Ich entscheide mich, an der frischen Luft einmal tief durchzuatmen. Die Redaktionskonferenz wenige Minuten später schwänze ich mit einem Vorwand. Schon bald steht für mich fest: Diese Indiskretion ist nicht hinzunehmen. Ich rufe in der Chefredaktion an und versuche, möglichst ruhig die Situation zu beschreiben. Eines stelle ich aber gleich klar: Für mich gibt es mit Blick auf die verantwortliche Person für die Informationsweitergabe keine Kompromisse. Entweder wird sie zügig von allen Aufgaben entgbunden oder ich werde für mich Konsequenzen ziehen. Die Chefredaktion reagiert umgehend. Ich solle alle Vorkommnisse zu Papier bringen und die vorliegenden Dokumente mitsenden. Dann werde mit der Personalleitung das weitere Vorgehen besprochen. Meine klare Haltung sei nachvollziehbar.
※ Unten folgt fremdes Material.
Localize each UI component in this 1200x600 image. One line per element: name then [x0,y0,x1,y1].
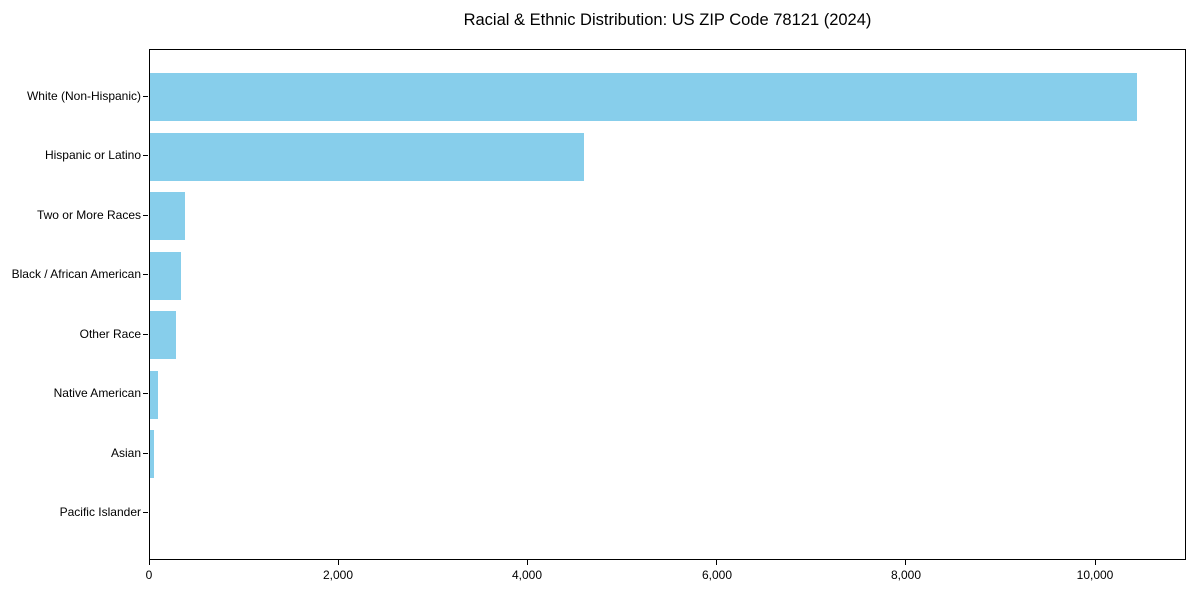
x-tick-mark [527,560,529,565]
y-tick-mark [143,215,148,217]
bar-native-american [150,371,158,419]
y-tick-mark [143,512,148,514]
x-tick-label: 8,000 [890,568,922,582]
y-tick-mark [143,453,148,455]
y-tick-mark [143,334,148,336]
x-tick-mark [338,560,340,565]
x-tick-mark [1095,560,1097,565]
y-tick-label: Black / African American [11,267,141,281]
y-tick-label: Hispanic or Latino [44,148,141,162]
x-tick-mark [716,560,718,565]
plot-area [149,49,1186,560]
chart-title: Racial & Ethnic Distribution: US ZIP Cod… [463,11,872,29]
bar-asian [150,430,154,478]
bar-other-race [150,311,176,359]
y-tick-mark [143,155,148,157]
x-tick-label: 4,000 [511,568,543,582]
y-tick-mark [143,96,148,98]
x-tick-label: 6,000 [701,568,733,582]
y-tick-label: Native American [53,386,141,400]
bar-hispanic-or-latino [150,133,584,181]
y-tick-label: White (Non-Hispanic) [26,89,141,103]
bar-white-non-hispanic [150,73,1137,121]
x-tick-mark [149,560,151,565]
bar-two-or-more-races [150,192,185,240]
y-tick-mark [143,274,148,276]
y-tick-mark [143,393,148,395]
x-tick-mark [905,560,907,565]
y-tick-label: Other Race [79,327,141,341]
y-tick-label: Asian [110,446,141,460]
x-tick-label: 10,000 [1076,568,1114,582]
bar-black-african-american [150,252,181,300]
x-tick-label: 0 [145,568,153,582]
x-tick-label: 2,000 [322,568,354,582]
y-tick-label: Two or More Races [36,208,141,222]
y-tick-label: Pacific Islander [59,505,141,519]
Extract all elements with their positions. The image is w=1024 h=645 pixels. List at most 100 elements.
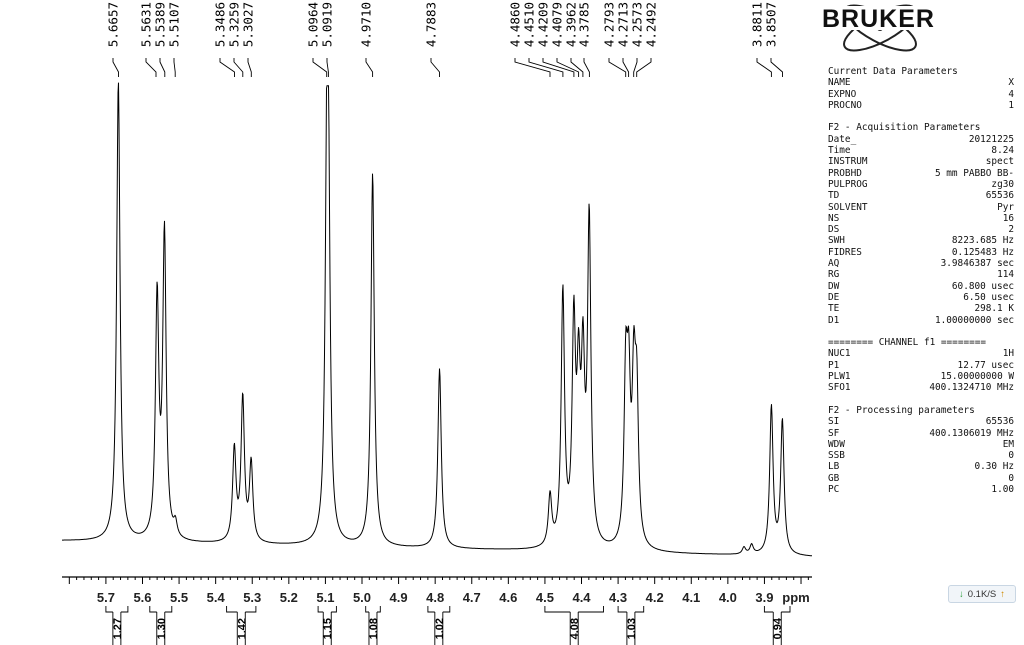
param-value: 400.1306019 MHz bbox=[929, 427, 1014, 439]
integral-bracket bbox=[226, 606, 257, 613]
integral-value: 0.94 bbox=[772, 617, 784, 639]
peak-label: 5.5389 bbox=[153, 2, 168, 47]
param-value: 1.00000000 sec bbox=[934, 314, 1014, 326]
integral-bracket bbox=[427, 606, 451, 613]
speed-text: 0.1K/S bbox=[967, 588, 997, 600]
peak-label: 4.4860 bbox=[508, 2, 523, 47]
peak-label: 4.9710 bbox=[359, 2, 374, 47]
section-title: F2 - Acquisition Parameters bbox=[828, 122, 981, 134]
param-key: PULPROG bbox=[828, 178, 868, 190]
x-tick-label: 5.3 bbox=[243, 590, 261, 605]
peak-label-connector bbox=[145, 58, 157, 77]
param-key: Time bbox=[828, 145, 851, 157]
section-title: F2 - Processing parameters bbox=[828, 404, 975, 416]
param-key: SI bbox=[828, 416, 840, 428]
spectrum-trace bbox=[62, 82, 812, 557]
param-key: SF bbox=[828, 427, 840, 439]
param-row: TD 65536 bbox=[828, 190, 1014, 201]
peak-label-connector bbox=[159, 58, 166, 77]
x-tick-label: 4.7 bbox=[463, 590, 481, 605]
processing-parameters: F2 - Processing parameters SI 65536 SF 400.… bbox=[828, 405, 1014, 495]
peak-label-connector bbox=[430, 58, 440, 77]
integral-value: 4.08 bbox=[569, 618, 581, 639]
peak-label-connector bbox=[556, 58, 580, 77]
param-row: PROBHD 5 mm PABBO BB- bbox=[828, 168, 1014, 179]
peak-label-connector bbox=[583, 58, 590, 77]
param-value: 298.1 K bbox=[974, 303, 1014, 315]
integral-bracket bbox=[317, 606, 337, 613]
param-key: AQ bbox=[828, 258, 840, 270]
param-key: PLW1 bbox=[828, 371, 851, 383]
param-value: 65536 bbox=[985, 416, 1014, 428]
peak-label-connector bbox=[247, 58, 252, 77]
param-key: LB bbox=[828, 461, 840, 473]
x-tick-label: 4.9 bbox=[390, 590, 408, 605]
param-row: DE 6.50 usec bbox=[828, 292, 1014, 303]
integral-bracket bbox=[617, 606, 645, 613]
param-value: 2 bbox=[1008, 224, 1014, 236]
peak-label-connector bbox=[219, 58, 235, 77]
param-key: TD bbox=[828, 190, 840, 202]
nmr-spectrum-chart: 5.7 5.6 5.5 5.4 5.3 5.2 5.1 5.0 4.9 4.8 4.7 4.6 4.5 4… bbox=[62, 2, 812, 645]
integral-value: 1.02 bbox=[434, 618, 446, 639]
param-key: PROCNO bbox=[828, 99, 862, 111]
peak-label: 4.2793 bbox=[602, 2, 617, 47]
param-row: NAME X bbox=[828, 77, 1014, 88]
param-row: TE 298.1 K bbox=[828, 303, 1014, 314]
peak-label: 4.4510 bbox=[522, 2, 537, 47]
param-row: D1 1.00000000 sec bbox=[828, 315, 1014, 326]
network-speed-indicator[interactable]: ↓ 0.1K/S ↑ bbox=[948, 585, 1016, 603]
param-row: SSB 0 bbox=[828, 450, 1014, 461]
param-value: 0.125483 Hz bbox=[951, 246, 1014, 258]
param-row: GB 0 bbox=[828, 473, 1014, 484]
x-tick-label: 4.4 bbox=[572, 590, 591, 605]
param-key: D1 bbox=[828, 314, 840, 326]
integral-value: 1.03 bbox=[626, 618, 638, 639]
x-tick-label: 4.5 bbox=[536, 590, 554, 605]
peak-label-connector bbox=[528, 58, 564, 77]
param-row: WDW EM bbox=[828, 439, 1014, 450]
param-row: EXPNO 4 bbox=[828, 89, 1014, 100]
peak-label: 5.0964 bbox=[306, 2, 321, 47]
bruker-logo: BRUKER bbox=[820, 4, 972, 52]
peak-label: 4.2492 bbox=[644, 2, 659, 47]
peak-label: 5.3259 bbox=[227, 2, 242, 47]
peak-label: 3.8507 bbox=[764, 2, 779, 47]
peak-label-connector bbox=[365, 58, 374, 77]
param-key: NAME bbox=[828, 77, 851, 89]
peak-label-connector bbox=[112, 58, 119, 77]
peak-label: 4.2713 bbox=[616, 2, 631, 47]
param-value: 15.00000000 W bbox=[940, 371, 1014, 383]
upload-arrow-icon: ↑ bbox=[1000, 588, 1006, 600]
param-row: NUC1 1H bbox=[828, 348, 1014, 359]
param-key: NS bbox=[828, 212, 840, 224]
peak-label: 5.5107 bbox=[167, 2, 182, 47]
param-key: DS bbox=[828, 224, 840, 236]
peak-label-connector bbox=[312, 58, 328, 77]
peak-label: 5.5631 bbox=[139, 2, 154, 47]
x-tick-label: 4.2 bbox=[646, 590, 664, 605]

Es folgen Tage, wie ich sie nicht noch einmal erleben möchte und keinem Verantwortlichen in einem Unternehmen wünsche. Du weißt, dass da eine „Zeitbombe“ tickt, denn es wird zu einem „Rauswurf“ der betroffenen Person nach sehr vielen Jahren Betriebszugehörigkeit hinauslaufen. Und du weißt, dass du weder in diesen Tagen noch in den Monaten darüber hinaus – selbst auf Nachfrage und gegenüber den engsten Vertrauten – keine Aussagen zu den Gründen machen darfst. Natürlich wird es für Verwunderung sorgen, wenn eine fristlose Trennung erfolgt.

Es dauert eine knappe Woche, in der ich mir nichts anmerken lassen darf. Der Job inklusive der Recherchen muss weitergehen. Immerhin weiß ich, dass der Bürgermeister und seine Netzwerke alle im Bilde sein werden. Das macht die Aufgabe nicht einfacher. Dann stehen eines Morgens der Chefredakteur und der Personalchef im Büro. Sie haben alles vorbereitet, die betroffene Person wird zum Gespräch gebeten. Es wird nichts dementiert, aber so getan, als wenn das ja nun kein Drama sei. Chefredakteur und Personalleiter machen klar, dass es das war. Wie üblich, in solchen Momenten, bleibt eine halbe Stunde Zeit, um die persönlichen Sachen zu packen. Wenig später werden dann Chefredakteur und Personalleitung meinen Mitarbeitenden verdeutlichen, dass es zu der Freistellung keine Alternative gegeben hat. Auch sie müssen sich verklausuliert ausdrücken und auf Nachfragen wird nicht geantwortet.

Nun ist es zwar raus – und die undichte Stelle wohl geschlossen -, aber natürlich sorgt die unerwartete Trennung von einer langjährigen Redaktionskraft auch in der Region für viel Gesprächs- und Diskussionsstoff. Die vielen Male, die ich angesprochen werde, konnte ich irgendwann nicht mehr zählen. Und ich muss immer wieder um Verständnis bitten, dass ich mich – so gerne ich das damals getan hätte – in der Sache nicht äußern darf. Aus manchen Ecken nehme ich in diesen Wochen durchaus wahr, dass mehr oder weniger erfolgreich auch Stimmung gegen mich gemacht wird. Nach einiger Zeit ist dann doch etwas an Hintergründen durchgesickert, weil aus – sagen wir mal Netzwerken – gegen die Entlassung gearbeitet wurde. Das hat es dann auch etwas leichter gemacht, weil es nicht mehr nur in meine Richtung hieß „Aber man kann doch nicht einfach einem Menschen, der so lange für ein Unternehmen gearbeitet hat, so nach Hause schicken…“.

Heute im Rückblick auf diese Zeit bin ich dankbar, dass ich trotz der undichten Stelle in keine gestellte Falle – auch da fallen mir einige Beispiele ein, die im Rückblick zumindest komisch erscheinen – getappt bin. Wenn andere wissen, was du weist und was du vorhast, dann bist du halt leicht(er) manipulierbar. (Heiße) Themen und Möglichkeiten gab es damals genug. Ich bin seitdem noch vorsichtiger. Und jedem Redaktionsmitarbeitenden, den ich in den folgenden Jahren eingestellt habe, habe ich unmissverständlich klar gemacht, dass das Redaktionsgeheimnis einer der wichtigsten Erfolgs- und Arbeitsfaktoren für guten und kritischen Journalismus ist.